Regel Nummer 1: Der Lehrer hat immer recht! … auch wenn er seine pädagogischen Fähigkeiten nur durch Schlüsselbundwerfen unter Beweis stellt. Immerhin bleibt so sein Unterricht im Gedächtnis. Allein schon wegen der vielen Narben, die ein solches Wurfgeschoss mit der Zeit hinterlässt. Malte Pieper kann ein Lied vom alltäglichen Schulwahnsinn singen, denn er hat gerade dreizehn Jahre Lehranstalt hinter sich gebracht. Dreizehn Jahre zwischen Pausenbrot und Lebenslaufoptimierung, Klasssenarbeiten und Klassenkameraden, Hausaufgaben per «copy and paste» und Lehrkräften, die bei der Berufswahl nicht bedacht haben, dass sie lebendigen Schülern gegenübersitzen. Wenn Sie das Buch zuschlagen, werden Sie «Stimmt!

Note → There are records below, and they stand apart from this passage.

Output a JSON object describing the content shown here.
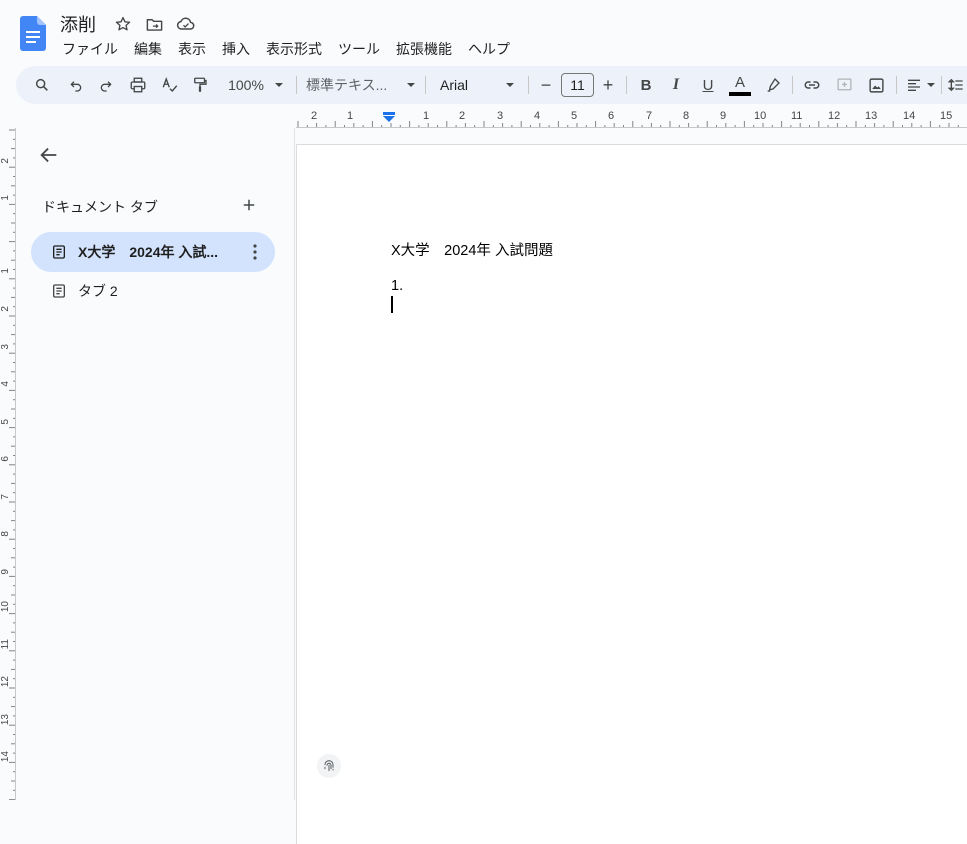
{
  "app": {
    "doc_title": "添削",
    "icons": [
      "docs-logo-icon",
      "star-icon",
      "move-to-folder-icon",
      "cloud-saved-icon"
    ]
  },
  "menu": {
    "items": [
      "ファイル",
      "編集",
      "表示",
      "挿入",
      "表示形式",
      "ツール",
      "拡張機能",
      "ヘルプ"
    ]
  },
  "toolbar": {
    "zoom": "100%",
    "style": "標準テキス...",
    "font": "Arial",
    "font_size": "11",
    "minus": "−",
    "plus": "+",
    "bold": "B",
    "italic": "I",
    "underline": "U",
    "text_color": "A",
    "text_color_value": "#000000"
  },
  "ruler": {
    "h_labels": [
      "2",
      "1",
      "1",
      "2",
      "3",
      "4",
      "5",
      "6",
      "7",
      "8",
      "9",
      "10",
      "11",
      "12",
      "13",
      "14",
      "15"
    ],
    "v_labels": [
      "2",
      "1",
      "1",
      "2",
      "3",
      "4",
      "5",
      "6",
      "7",
      "8",
      "9",
      "10",
      "11",
      "12",
      "13",
      "14"
    ]
  },
  "sidebar": {
    "header": "ドキュメント タブ",
    "tabs": [
      {
        "label": "X大学　2024年 入試...",
        "active": true
      },
      {
        "label": "タブ 2",
        "active": false
      }
    ]
  },
  "document": {
    "heading": "X大学　2024年 入試問題",
    "list_item_number": "1."
  },
  "colors": {
    "accent": "#1a73e8",
    "active_tab_bg": "#d3e3fd",
    "toolbar_bg": "#edf2fa"
  }
}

Genau so waren meine Lehrer!» Es sei denn, Sie sind selbst Lehrer. Dann werden Sie wahrscheinlich «Stimmt! Genau so sind meine Kollegen!»
"Wenn der Keks redet, haben die Krümel Pause" von Malte Pieper ist eine humorvoller/humorvoll gemeinter Rückblick eines Abiturienten auf die Schulzeit.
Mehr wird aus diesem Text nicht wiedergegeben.